Where Will Content Lead Us?

Nothing is completely new, it just evolves.  So it is with content on the web: the traditional free print model of allowing access to content as a way of getting readers to do something profitable has been transmogrified under the influence of SEO and Google’s all-powerful PageRank algorithms.

It now doesn’t matter how good your product is, or how satisfied your customers are – if you have any competition, you need Google on your side to pull in the punters. What the web gives with the promise of reach, it takes away with the threat of obscurity. The need for Google visibility is, to say the least, pressing.

What’s particularly interesting is that as a side-effect of this need, the generation (some would say abuse) of “related content” becomes as important to businesses as traditional goods and services. So it’s not enough to sell spanners – you need to have articles about using spanners that get linked to and talked about. How to open a tin can with a spanner, the history of the spanner, using spanners in dressmaking, how spanners won the war, and so on. Such content fertilises profitability on the web because when people link to it, and Google sees the links and indexes the content, you’re visible – hopefully beyond your competition.

So far, so Seth.

But there’s a wider consideration here. Google can detect duplicate content – and ranks that down. This means using syndicated (unoriginal) content as a route to market won’t work. With what looks set to be a deluge of original writing about to appear on the web for the purposes of what is essentially a gigantic corporate honey pot, we will also see a complete re-appraisal of content in general. Figleaves.com will need oceans of content about not only mainstream topics such as what they think the autumn fashion will be in thongs, but also how to use old boxer shorts to insulate your loft. Anything, just as long as it’s related to what they’re selling. If nothing else, this could be a golden dawn for the freelance writer, the contract publisher and the (commercial) blogger. Hell – I’ve juiced Adrian Land a link in this article! It’s easy!

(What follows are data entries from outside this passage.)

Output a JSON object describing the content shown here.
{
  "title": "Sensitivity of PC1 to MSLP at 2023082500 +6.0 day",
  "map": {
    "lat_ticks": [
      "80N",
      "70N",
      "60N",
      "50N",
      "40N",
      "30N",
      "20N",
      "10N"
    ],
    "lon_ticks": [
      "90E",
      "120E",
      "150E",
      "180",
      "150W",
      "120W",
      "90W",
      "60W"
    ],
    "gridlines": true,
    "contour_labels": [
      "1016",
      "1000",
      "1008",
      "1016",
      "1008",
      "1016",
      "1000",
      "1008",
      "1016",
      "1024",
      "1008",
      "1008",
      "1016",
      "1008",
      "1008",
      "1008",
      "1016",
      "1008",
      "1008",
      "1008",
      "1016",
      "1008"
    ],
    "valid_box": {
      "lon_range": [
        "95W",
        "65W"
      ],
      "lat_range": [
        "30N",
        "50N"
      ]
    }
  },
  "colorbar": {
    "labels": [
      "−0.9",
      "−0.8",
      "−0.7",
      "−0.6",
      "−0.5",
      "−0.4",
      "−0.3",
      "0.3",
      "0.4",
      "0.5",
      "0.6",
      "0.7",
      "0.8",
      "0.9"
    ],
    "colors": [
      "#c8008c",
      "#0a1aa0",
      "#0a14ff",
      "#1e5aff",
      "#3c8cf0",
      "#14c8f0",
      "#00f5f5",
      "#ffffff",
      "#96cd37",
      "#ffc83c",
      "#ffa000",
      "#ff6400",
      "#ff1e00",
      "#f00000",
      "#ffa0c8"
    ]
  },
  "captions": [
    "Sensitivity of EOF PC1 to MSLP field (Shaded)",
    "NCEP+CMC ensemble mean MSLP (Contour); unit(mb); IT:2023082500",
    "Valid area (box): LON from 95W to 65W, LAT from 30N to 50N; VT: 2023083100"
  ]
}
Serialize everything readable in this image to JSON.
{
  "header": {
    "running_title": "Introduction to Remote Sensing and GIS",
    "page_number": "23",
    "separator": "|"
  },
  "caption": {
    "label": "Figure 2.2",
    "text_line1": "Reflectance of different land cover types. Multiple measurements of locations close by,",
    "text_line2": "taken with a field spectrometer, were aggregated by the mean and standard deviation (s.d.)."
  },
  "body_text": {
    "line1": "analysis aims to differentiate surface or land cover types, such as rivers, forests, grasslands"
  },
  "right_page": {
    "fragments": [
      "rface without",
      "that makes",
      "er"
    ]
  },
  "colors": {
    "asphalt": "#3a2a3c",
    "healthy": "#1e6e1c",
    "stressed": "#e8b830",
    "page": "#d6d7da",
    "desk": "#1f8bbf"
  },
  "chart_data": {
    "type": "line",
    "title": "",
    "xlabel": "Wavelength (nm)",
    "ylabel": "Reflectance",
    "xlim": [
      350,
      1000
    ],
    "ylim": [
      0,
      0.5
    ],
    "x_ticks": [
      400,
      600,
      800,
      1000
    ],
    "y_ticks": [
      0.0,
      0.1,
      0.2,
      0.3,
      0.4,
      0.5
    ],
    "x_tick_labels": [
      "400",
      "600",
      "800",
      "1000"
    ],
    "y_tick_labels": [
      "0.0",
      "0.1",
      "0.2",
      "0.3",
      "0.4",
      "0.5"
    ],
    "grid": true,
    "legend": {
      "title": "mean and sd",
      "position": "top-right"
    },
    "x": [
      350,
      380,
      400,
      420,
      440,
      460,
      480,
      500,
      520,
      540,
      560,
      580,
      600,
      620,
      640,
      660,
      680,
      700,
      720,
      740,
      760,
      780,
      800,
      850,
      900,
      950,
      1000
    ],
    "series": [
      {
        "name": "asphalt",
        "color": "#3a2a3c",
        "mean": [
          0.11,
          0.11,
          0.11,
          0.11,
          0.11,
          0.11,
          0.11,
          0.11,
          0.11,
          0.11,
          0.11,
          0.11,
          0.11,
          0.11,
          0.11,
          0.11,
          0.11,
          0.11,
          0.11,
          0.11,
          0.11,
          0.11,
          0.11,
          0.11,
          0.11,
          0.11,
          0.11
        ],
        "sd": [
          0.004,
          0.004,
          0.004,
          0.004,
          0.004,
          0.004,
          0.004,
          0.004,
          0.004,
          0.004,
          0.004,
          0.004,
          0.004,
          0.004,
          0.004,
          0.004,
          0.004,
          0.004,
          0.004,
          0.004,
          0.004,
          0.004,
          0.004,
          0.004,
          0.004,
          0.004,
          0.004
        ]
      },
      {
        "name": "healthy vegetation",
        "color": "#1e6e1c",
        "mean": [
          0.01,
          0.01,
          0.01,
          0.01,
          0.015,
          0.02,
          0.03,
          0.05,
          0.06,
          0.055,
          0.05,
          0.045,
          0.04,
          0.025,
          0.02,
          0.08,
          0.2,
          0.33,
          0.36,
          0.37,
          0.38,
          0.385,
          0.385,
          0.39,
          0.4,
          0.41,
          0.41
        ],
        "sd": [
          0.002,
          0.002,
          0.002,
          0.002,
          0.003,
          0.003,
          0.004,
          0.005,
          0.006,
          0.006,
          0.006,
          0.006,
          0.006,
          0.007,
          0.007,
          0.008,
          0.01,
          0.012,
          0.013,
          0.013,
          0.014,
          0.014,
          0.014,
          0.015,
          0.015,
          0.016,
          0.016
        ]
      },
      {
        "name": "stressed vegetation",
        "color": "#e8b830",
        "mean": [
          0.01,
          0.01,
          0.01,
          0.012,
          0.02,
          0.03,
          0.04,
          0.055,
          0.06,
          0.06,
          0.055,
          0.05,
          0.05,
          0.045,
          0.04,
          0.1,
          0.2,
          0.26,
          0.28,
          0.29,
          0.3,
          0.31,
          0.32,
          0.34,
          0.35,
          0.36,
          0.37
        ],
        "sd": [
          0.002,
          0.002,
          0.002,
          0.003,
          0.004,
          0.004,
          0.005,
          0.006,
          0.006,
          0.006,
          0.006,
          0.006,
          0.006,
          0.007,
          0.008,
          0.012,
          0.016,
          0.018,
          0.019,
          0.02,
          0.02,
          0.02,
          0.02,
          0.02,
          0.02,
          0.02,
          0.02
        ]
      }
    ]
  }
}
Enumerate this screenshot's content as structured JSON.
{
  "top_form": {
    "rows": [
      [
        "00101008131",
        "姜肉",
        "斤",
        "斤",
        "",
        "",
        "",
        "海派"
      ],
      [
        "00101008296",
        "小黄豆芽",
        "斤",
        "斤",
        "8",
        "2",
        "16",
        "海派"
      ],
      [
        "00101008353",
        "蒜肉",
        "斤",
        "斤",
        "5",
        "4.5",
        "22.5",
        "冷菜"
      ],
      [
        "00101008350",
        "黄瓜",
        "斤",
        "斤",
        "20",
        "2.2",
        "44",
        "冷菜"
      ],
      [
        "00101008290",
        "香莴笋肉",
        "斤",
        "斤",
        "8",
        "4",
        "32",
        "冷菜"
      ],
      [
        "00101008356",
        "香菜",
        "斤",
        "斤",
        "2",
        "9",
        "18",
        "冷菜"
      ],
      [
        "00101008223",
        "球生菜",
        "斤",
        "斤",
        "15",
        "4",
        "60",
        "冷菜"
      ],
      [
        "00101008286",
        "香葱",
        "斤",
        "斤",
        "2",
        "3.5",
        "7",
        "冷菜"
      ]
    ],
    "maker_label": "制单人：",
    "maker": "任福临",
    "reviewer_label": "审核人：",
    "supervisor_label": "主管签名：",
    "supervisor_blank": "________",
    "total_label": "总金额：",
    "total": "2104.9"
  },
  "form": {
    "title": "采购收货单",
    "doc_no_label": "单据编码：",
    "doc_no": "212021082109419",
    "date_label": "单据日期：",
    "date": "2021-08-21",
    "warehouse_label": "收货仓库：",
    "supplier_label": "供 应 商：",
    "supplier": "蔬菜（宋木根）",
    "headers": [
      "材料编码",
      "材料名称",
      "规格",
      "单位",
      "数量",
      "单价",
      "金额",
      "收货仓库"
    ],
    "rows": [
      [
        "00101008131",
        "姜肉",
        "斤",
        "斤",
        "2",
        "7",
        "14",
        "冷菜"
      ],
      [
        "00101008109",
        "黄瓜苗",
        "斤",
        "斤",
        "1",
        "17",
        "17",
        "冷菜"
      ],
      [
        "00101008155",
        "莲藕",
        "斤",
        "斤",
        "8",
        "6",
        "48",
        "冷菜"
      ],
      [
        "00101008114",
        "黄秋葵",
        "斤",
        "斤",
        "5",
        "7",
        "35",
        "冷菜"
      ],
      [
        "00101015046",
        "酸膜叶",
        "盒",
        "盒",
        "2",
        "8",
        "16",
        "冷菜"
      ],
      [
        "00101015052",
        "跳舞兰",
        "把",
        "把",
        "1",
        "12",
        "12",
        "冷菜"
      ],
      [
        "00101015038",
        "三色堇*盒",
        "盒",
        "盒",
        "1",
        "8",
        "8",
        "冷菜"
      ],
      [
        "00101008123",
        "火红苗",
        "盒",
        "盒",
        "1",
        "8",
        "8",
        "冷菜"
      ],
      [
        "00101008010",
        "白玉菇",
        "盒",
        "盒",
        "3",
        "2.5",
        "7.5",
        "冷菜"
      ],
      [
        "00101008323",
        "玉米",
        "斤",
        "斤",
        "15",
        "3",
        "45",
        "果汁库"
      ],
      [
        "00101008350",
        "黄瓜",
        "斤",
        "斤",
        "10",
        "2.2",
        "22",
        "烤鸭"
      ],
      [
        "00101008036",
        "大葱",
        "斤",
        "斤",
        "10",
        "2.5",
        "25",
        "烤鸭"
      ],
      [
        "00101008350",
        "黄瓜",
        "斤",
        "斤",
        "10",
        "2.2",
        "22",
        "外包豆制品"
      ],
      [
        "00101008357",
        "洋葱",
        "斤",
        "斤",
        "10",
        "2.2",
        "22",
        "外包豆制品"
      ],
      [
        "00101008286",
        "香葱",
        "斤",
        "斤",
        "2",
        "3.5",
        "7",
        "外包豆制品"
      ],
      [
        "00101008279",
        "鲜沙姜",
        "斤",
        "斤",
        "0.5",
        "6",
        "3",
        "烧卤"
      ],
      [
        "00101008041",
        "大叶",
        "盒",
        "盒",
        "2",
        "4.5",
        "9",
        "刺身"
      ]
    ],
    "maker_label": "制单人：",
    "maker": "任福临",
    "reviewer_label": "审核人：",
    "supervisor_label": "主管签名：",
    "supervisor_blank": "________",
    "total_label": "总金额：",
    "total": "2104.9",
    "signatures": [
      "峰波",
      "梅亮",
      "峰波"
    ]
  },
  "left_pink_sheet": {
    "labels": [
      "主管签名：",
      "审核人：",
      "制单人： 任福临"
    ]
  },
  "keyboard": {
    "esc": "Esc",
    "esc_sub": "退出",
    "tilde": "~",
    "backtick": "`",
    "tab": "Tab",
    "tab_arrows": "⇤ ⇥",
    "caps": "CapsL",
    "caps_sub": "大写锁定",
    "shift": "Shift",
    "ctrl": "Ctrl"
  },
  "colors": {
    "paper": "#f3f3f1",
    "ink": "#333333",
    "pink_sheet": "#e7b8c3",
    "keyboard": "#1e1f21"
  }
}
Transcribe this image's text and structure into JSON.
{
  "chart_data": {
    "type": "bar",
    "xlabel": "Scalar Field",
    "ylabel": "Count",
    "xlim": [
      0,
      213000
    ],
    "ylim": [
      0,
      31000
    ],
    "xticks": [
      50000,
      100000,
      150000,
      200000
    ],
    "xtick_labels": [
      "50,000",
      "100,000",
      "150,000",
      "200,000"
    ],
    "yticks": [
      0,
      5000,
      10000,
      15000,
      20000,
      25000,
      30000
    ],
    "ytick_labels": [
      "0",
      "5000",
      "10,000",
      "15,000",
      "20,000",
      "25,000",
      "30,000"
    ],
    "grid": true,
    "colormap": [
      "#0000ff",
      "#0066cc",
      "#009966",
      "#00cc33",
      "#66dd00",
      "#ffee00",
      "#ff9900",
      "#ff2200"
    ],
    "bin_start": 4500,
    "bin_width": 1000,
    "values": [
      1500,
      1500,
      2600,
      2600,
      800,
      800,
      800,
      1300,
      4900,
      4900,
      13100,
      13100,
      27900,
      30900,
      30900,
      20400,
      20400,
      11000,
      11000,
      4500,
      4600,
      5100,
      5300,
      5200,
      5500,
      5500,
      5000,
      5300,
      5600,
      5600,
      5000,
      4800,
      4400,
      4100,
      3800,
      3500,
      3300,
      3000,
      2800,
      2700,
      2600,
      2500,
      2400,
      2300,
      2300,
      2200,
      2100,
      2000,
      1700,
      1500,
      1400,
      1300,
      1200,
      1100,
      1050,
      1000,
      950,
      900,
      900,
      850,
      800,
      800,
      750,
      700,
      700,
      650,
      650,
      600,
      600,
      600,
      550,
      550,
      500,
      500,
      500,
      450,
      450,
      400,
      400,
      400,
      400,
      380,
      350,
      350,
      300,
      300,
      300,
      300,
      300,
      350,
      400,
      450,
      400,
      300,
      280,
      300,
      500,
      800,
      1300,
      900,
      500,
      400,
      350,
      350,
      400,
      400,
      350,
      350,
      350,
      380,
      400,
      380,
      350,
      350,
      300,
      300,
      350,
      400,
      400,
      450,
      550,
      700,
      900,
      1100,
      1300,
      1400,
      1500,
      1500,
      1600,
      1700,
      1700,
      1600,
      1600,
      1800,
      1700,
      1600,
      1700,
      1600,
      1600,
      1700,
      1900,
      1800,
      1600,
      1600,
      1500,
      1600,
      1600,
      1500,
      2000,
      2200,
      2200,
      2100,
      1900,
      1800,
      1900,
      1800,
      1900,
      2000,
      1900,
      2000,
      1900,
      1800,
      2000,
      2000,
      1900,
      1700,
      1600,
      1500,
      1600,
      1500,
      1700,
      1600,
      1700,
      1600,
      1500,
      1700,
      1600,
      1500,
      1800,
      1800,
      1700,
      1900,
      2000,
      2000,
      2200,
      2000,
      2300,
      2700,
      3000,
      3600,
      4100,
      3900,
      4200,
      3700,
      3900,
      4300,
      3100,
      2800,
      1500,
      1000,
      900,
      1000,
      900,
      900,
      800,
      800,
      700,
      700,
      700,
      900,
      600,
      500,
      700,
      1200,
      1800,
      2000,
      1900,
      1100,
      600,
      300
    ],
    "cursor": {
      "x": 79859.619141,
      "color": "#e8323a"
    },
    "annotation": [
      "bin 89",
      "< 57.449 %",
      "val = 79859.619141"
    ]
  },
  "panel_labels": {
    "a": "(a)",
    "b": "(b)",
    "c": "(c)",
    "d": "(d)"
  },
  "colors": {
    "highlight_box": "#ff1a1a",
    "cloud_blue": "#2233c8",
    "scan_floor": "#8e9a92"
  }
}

All well and good. But will people read it? The truth is, most won’t – but in fact they don’t have to. As long as Google indexes it as fresh content related to what you are selling, and a decent minority (in Google’s eyes) link to it and keep linking, you’re there. Think of it as “key content” rather than “key words.”

Given this, it is even more interesting to consider the effect of having oceans of original, niche, themed content lying around. Recall that it will be tended by businesses with an interest in its quality. Recall that Google, already one of the most powerful computational entities we have, will be indexing it and looking to improve the way it can discriminate between useful content and irrelevance. Now recall Tim Berners-Lee on the semantic web in 1999:

“I have a dream for the Web [in which computers] become capable of analysing all the data on the Web – the content, links, and transactions between people and computers. A ‘Semantic Web’, which should make this possible, has yet to emerge, but when it does, the day-to-day mechanisms of trade, bureaucracy and our daily lives will be handled by machines talking to machines. The ‘intelligent agents’ people have touted for ages will finally materialize.”

The path to that vision is going to be the establishment of links layered and filtered through trust mechanisms. Google not only has the ability (in fact it’s thought they are working in semantic relationships into key word rankings already), but the need to do this. And now, for the first time, does every online business on earth. I think this will cause Berners-Lee’s vision to come to pass.